A clean IPv6 stack would have a separate resolver, separate servers,
etc, and mix only like Novell and IP mix, now. On the physical media. A
0-hour switch is not a necessity to avoid the bad kind of mixing of
stacks, any more than a migration from Novell to IPv4 must be 0-hour.

> anycast is a technical solution to providing more reliable, higher 
> performance services, and has not a damn thing to do with address space 
> depletion and IPv4 limitations. 

In properly administered root DNS and IPv6, Anycast shouldn't (as in
'ought not to') have anything to with IPv6 DNS architecture.  However,
the (broken) IPv6 DNS approach does in fact keep exactly the same 13 DNS
servers as before.  Keeping these same servers is the only benefit of
the current (broken) approach, and it only benefits the root DNS
Operators who are selling Anycast DNS services.  Creating a separate
resolver would have allowed DNS standards to progress much faster, since
you don't have upgrade IPv4 resolvers for IPv6 packet size increases,
etc.


Your assertion that Anycast is 'more reliable' or 'higher performance'
is also not something that can be proven to be true in every DNS case,
and has been proven to be false in some DNS cases.  At best, the subject
is controversial.  The reason for the confusion is that most advocates
of Anycast read RFC1546, and assert that DNS is a stateless UDP
protocol. In small part, DNS is a stateless UDP protocol.  However, DNS
is not limited to stateless UDP service. Root servers in particular have
to offer TCP services.
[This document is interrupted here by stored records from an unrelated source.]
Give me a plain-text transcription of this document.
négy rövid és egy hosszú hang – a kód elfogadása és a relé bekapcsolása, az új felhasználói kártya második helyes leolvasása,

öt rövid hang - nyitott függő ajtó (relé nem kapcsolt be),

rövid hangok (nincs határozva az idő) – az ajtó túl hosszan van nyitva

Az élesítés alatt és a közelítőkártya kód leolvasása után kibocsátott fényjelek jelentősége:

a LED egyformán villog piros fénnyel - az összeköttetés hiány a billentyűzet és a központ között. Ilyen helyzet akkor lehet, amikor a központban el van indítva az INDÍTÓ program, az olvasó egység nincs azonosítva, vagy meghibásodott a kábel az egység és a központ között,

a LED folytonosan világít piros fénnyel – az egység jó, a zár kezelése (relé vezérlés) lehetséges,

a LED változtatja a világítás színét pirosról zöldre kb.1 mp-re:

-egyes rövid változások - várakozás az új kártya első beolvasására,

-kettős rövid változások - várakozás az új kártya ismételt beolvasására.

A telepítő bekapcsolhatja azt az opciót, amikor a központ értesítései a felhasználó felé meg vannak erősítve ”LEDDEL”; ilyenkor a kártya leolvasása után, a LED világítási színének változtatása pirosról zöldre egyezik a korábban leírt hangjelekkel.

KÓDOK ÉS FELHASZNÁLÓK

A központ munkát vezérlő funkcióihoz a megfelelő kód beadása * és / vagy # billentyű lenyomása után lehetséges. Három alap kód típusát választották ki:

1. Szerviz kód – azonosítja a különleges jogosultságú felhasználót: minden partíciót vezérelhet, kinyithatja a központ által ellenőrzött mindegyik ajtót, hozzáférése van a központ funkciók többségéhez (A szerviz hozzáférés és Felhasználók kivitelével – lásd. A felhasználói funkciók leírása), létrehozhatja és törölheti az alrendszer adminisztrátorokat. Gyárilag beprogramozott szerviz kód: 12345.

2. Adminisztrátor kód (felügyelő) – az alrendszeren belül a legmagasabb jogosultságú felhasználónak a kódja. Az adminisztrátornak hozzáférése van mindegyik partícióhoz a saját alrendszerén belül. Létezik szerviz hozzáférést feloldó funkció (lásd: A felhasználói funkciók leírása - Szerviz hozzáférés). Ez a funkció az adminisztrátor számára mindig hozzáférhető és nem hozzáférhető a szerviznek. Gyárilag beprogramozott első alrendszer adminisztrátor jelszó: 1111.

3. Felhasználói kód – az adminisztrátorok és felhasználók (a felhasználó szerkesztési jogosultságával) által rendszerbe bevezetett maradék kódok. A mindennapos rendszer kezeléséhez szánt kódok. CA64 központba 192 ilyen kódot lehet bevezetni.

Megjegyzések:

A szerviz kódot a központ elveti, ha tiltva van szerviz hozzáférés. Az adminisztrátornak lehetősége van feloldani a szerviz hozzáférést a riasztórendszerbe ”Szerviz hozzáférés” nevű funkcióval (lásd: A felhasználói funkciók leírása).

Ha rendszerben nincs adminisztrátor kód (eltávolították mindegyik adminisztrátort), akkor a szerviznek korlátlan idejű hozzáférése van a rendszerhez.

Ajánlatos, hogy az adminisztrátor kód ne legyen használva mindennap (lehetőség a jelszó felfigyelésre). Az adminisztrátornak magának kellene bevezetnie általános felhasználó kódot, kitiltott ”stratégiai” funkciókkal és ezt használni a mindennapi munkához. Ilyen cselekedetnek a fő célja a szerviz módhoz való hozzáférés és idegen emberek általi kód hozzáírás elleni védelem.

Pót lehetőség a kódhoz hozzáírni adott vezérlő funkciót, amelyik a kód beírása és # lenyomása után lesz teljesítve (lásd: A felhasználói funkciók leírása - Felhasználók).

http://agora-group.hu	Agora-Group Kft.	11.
Anycast is not reliable with TCP.  This fact was
plainly stated in RFC1546.  In fact, Anycast is not reliable with ENDSO
for similar reasons: As with TCP, ENDSO requires that state be
maintained on the server end-to-end for Path MTU discovery.  But RFC1546
is correct: Anycast is only suitable for stateless UDP protocols, and
can benefit stateless UDP protocols.

RFC3226 states:
   All RFC 2535 and RFC 2874 compliant entities MUST be able to handle
   fragmented IPv4 and IPv6 UDP packets.

As Illjitsch van Beijnum pointed out a long time ago, a lost fragment
due to PMTUD reply not reaching the original Anycast server is deadly to
the packet.

Usually people who advocate Anycast DNS or Anycast anything,
particularly those who say "I'm doing anycast with no problem" are using
only the stateless protocol configuration.  There is more, but I'll
refer you to http://www.av8.net/IETF-watch/DNSRootAnycast/History.html
[This page needs to be updated with current events, and links were
broken when the IETF moved some mailing list archives.]


> > anti-trust law.  So, there are no IPv6 root nameservers. Instead, one
> 
> Uh?
> $ dig +short aaaa f.root-servers.net
> 2001:500:2f::f

f.root-servers.net is an IPv4 nameservers returning an IPv6 addresses. 
As Leo points out,
adding all the NS records for . requires a packet > 512 bytes.  So what
TLD operators have tried, and reported on DNSOP, is removing IPv4 A
records until the packets are <=512 bytes. This affects stability of
IPv4, since you are removing IPv4 nameservers for the zone. There are
some problems to requiring TCP or EDNSO. Besides resolvers that don't
expect >512 EDNSO responses, Anycast root servers aren't reliable for
TCP or EDNSO.

An IPv6 nameserver would only serve IPv6. If you change IPv6 to 
"Novell", you will find more sensible arguments, and you won't be so 
confused by IPv4

> And you've spouted that OSI CLNS as a solution....Except last I checked the 
> same problem would exist, worse, there's almost nothing outside of routers 
> that actually supports OSI CLNS.

That's true. In some cases client stacks have to be written. But there
is a stable OSI implementation to work out interoperability problems.
IPv6 client stacks still have some interoperability problems, as Randy
reported.  Of course, one way around this problem, as is true of IPv6, 
is to proxy to interior IPv4 networks transparently, so the IPv4 client 
never knows its talking to OSI services.